Bernaola-Galván P, Oliver J L, Hackenberg M, Coronado A V, Ivanov P Ch, Carpena P
Dpto. de Física Aplicada II, Universidad de Málaga, 29071 Málaga, Spain.
Eur Phys J B. 2012 Jun 1;85(6). doi: 10.1140/epjb/e2012-20969-5.
Segmentation is a standard method of data analysis to identify change-points dividing a nonstationary time series into homogeneous segments. However, for long-range fractal correlated series, most of the segmentation techniques detect spurious change-points which are simply due to the heterogeneities induced by the correlations and not to real nonstationarities. To avoid this oversegmentation, we present a segmentation algorithm which takes as a reference for homogeneity, instead of a random i.i.d. series, a correlated series modeled by a fractional noise with the same degree of correlations as the series to be segmented. We apply our algorithm to artificial series with long-range correlations and show that it systematically detects only the change-points produced by real nonstationarities and not those created by the correlations of the signal. Further, we apply the method to the sequence of the long arm of human chromosome 21, which is known to have long-range fractal correlations. We obtain only three segments that clearly correspond to the three regions of different G + C composition revealed by means of a multi-scale wavelet plot. Similar results have been obtained when segmenting all human chromosome sequences, showing the existence of previously unknown huge compositional superstructures in the human genome.
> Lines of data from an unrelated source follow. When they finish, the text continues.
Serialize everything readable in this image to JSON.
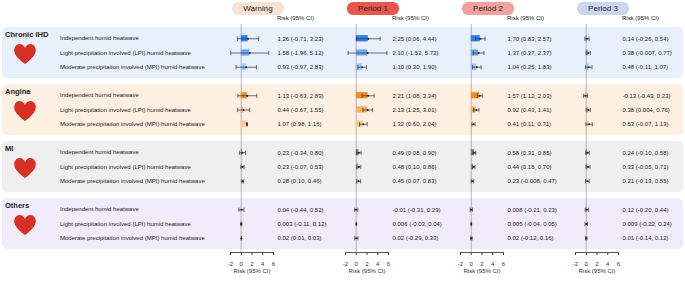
{
  "chart_data": {
    "type": "forest",
    "x_label": "Risk (95% CI)",
    "column_label": "Risk (95% CI)",
    "xlim": [
      -2,
      6
    ],
    "xticks": [
      -2,
      0,
      2,
      4,
      6
    ],
    "data_labels": true,
    "periods": [
      {
        "name": "Warning",
        "color": "#fbe2d2"
      },
      {
        "name": "Period 1",
        "color": "#e8564c"
      },
      {
        "name": "Period 2",
        "color": "#f2a29c"
      },
      {
        "name": "Period 3",
        "color": "#cdd6f0"
      }
    ],
    "row_labels": [
      "Independent humid heatwave",
      "Light precipitation involved (LPI) humid heatwave",
      "Moderate precipitation involved (MPI) humid heatwave"
    ],
    "groups": [
      {
        "name": "Chronic IHD",
        "colors": [
          "#2f80ed",
          "#6fa8f0",
          "#9cc3f4"
        ],
        "panels": [
          {
            "values": [
              1.26,
              1.58,
              0.93
            ],
            "lower": [
              -0.71,
              -1.96,
              -0.97
            ],
            "upper": [
              3.23,
              5.12,
              2.83
            ],
            "value_labels": [
              "1.26 (-0.71, 3.23)",
              "1.58 (-1.96, 5.12)",
              "0.93 (-0.97, 2.83)"
            ]
          },
          {
            "values": [
              2.25,
              2.1,
              1.1
            ],
            "lower": [
              0.06,
              -1.52,
              0.3
            ],
            "upper": [
              4.44,
              5.72,
              1.9
            ],
            "value_labels": [
              "2.25 (0.06, 4.44)",
              "2.10 (-1.52, 5.72)",
              "1.10 (0.30, 1.90)"
            ]
          },
          {
            "values": [
              1.7,
              1.37,
              1.04
            ],
            "lower": [
              0.83,
              0.37,
              0.25
            ],
            "upper": [
              2.57,
              2.37,
              1.83
            ],
            "value_labels": [
              "1.70 (0.83, 2.57)",
              "1.37 (0.37, 2.37)",
              "1.04 (0.25, 1.83)"
            ]
          },
          {
            "values": [
              0.14,
              0.38,
              0.48
            ],
            "lower": [
              -0.26,
              -0.007,
              -0.11
            ],
            "upper": [
              0.54,
              0.77,
              1.07
            ],
            "value_labels": [
              "0.14 (-0.26, 0.54)",
              "0.38 (-0.007, 0.77)",
              "0.48 (-0.11, 1.07)"
            ]
          }
        ]
      },
      {
        "name": "Angina",
        "colors": [
          "#f08c2a",
          "#f4ae66",
          "#f7c893"
        ],
        "panels": [
          {
            "values": [
              1.13,
              0.44,
              1.07
            ],
            "lower": [
              -0.63,
              -0.67,
              0.98
            ],
            "upper": [
              2.89,
              1.55,
              1.16
            ],
            "value_labels": [
              "1.13 (-0.63, 2.89)",
              "0.44 (-0.67, 1.55)",
              "1.07 (0.98, 1.16)"
            ]
          },
          {
            "values": [
              2.21,
              2.13,
              1.32
            ],
            "lower": [
              1.08,
              1.25,
              0.6
            ],
            "upper": [
              3.34,
              3.01,
              2.04
            ],
            "value_labels": [
              "2.21 (1.08, 3.34)",
              "2.13 (1.25, 3.01)",
              "1.32 (0.60, 2.04)"
            ]
          },
          {
            "values": [
              1.57,
              0.92,
              0.41
            ],
            "lower": [
              1.12,
              0.43,
              0.11
            ],
            "upper": [
              2.03,
              1.41,
              0.71
            ],
            "value_labels": [
              "1.57 (1.12, 2.03)",
              "0.92 (0.43, 1.41)",
              "0.41 (0.11, 0.71)"
            ]
          },
          {
            "values": [
              -0.13,
              0.38,
              0.53
            ],
            "lower": [
              -0.49,
              0.004,
              -0.07
            ],
            "upper": [
              0.23,
              0.76,
              1.13
            ],
            "value_labels": [
              "-0.13 (-0.49, 0.23)",
              "0.38 (0.004, 0.76)",
              "0.53 (-0.07, 1.13)"
            ]
          }
        ]
      },
      {
        "name": "MI",
        "colors": [
          "#7f7f7f",
          "#a6a6a6",
          "#c4c4c4"
        ],
        "panels": [
          {
            "values": [
              0.23,
              0.23,
              0.28
            ],
            "lower": [
              -0.34,
              -0.07,
              0.1
            ],
            "upper": [
              0.8,
              0.53,
              0.46
            ],
            "value_labels": [
              "0.23 (-0.34, 0.80)",
              "0.23 (-0.07, 0.53)",
              "0.28 (0.10, 0.46)"
            ]
          },
          {
            "values": [
              0.49,
              0.48,
              0.45
            ],
            "lower": [
              0.08,
              0.1,
              0.07
            ],
            "upper": [
              0.9,
              0.86,
              0.83
            ],
            "value_labels": [
              "0.49 (0.08, 0.90)",
              "0.48 (0.10, 0.86)",
              "0.45 (0.07, 0.83)"
            ]
          },
          {
            "values": [
              0.58,
              0.44,
              0.23
            ],
            "lower": [
              0.31,
              0.18,
              -0.008
            ],
            "upper": [
              0.85,
              0.7,
              0.47
            ],
            "value_labels": [
              "0.58 (0.31, 0.85)",
              "0.44 (0.18, 0.70)",
              "0.23 (-0.008, 0.47)"
            ]
          },
          {
            "values": [
              0.24,
              0.33,
              0.21
            ],
            "lower": [
              -0.1,
              -0.05,
              -0.13
            ],
            "upper": [
              0.58,
              0.71,
              0.55
            ],
            "value_labels": [
              "0.24 (-0.10, 0.58)",
              "0.33 (-0.05, 0.71)",
              "0.21 (-0.13, 0.55)"
            ]
          }
        ]
      },
      {
        "name": "Others",
        "colors": [
          "#9b6fd6",
          "#b897e3",
          "#cdb6ec"
        ],
        "panels": [
          {
            "values": [
              0.04,
              0.003,
              0.02
            ],
            "lower": [
              -0.44,
              -0.11,
              0.01
            ],
            "upper": [
              0.52,
              0.12,
              0.03
            ],
            "value_labels": [
              "0.04 (-0.44, 0.52)",
              "0.003 (-0.11, 0.12)",
              "0.02 (0.01, 0.03)"
            ]
          },
          {
            "values": [
              -0.01,
              0.006,
              0.02
            ],
            "lower": [
              -0.31,
              -0.03,
              -0.29
            ],
            "upper": [
              0.29,
              0.04,
              0.33
            ],
            "value_labels": [
              "-0.01 (-0.31, 0.29)",
              "0.006 (-0.03, 0.04)",
              "0.02 (-0.29, 0.33)"
            ]
          },
          {
            "values": [
              0.008,
              0.005,
              0.02
            ],
            "lower": [
              -0.21,
              -0.04,
              -0.12
            ],
            "upper": [
              0.23,
              0.05,
              0.16
            ],
            "value_labels": [
              "0.008 (-0.21, 0.23)",
              "0.005 (-0.04, 0.05)",
              "0.02 (-0.12, 0.16)"
            ]
          },
          {
            "values": [
              0.12,
              0.009,
              0.01
            ],
            "lower": [
              -0.2,
              -0.22,
              -0.14
            ],
            "upper": [
              0.44,
              0.24,
              0.12
            ],
            "value_labels": [
              "0.12 (-0.20, 0.44)",
              "0.009 (-0.22, 0.24)",
              "0.01 (-0.14, 0.12)"
            ]
          }
        ]
      }
    ]
  }
}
分割是一种数据分析的标准方法,用于识别将非平稳时间序列划分为同质段的变化点。然而,对于长程分形相关序列,大多数分割技术会检测到虚假的变化点,这些变化点仅仅是由相关性引起的异质性导致的,而不是真正的非平稳性。为了避免这种过度分割,我们提出了一种分割算法,该算法以一个相关序列作为同质性的参考,而不是一个随机独立同分布序列,该相关序列由与待分割序列具有相同相关程度的分数噪声建模。我们将我们的算法应用于具有长程相关性的人工序列,并表明它系统地只检测到由真正的非平稳性产生的变化点,而不是由信号相关性产生的变化点。此外,我们将该方法应用于人类21号染色体长臂的序列,已知该序列具有长程分形相关性。我们只得到了三个段,它们清楚地对应于通过多尺度小波图揭示的不同G + C组成的三个区域。在分割所有人类染色体序列时也得到了类似的结果,这表明人类基因组中存在以前未知的巨大组成超结构。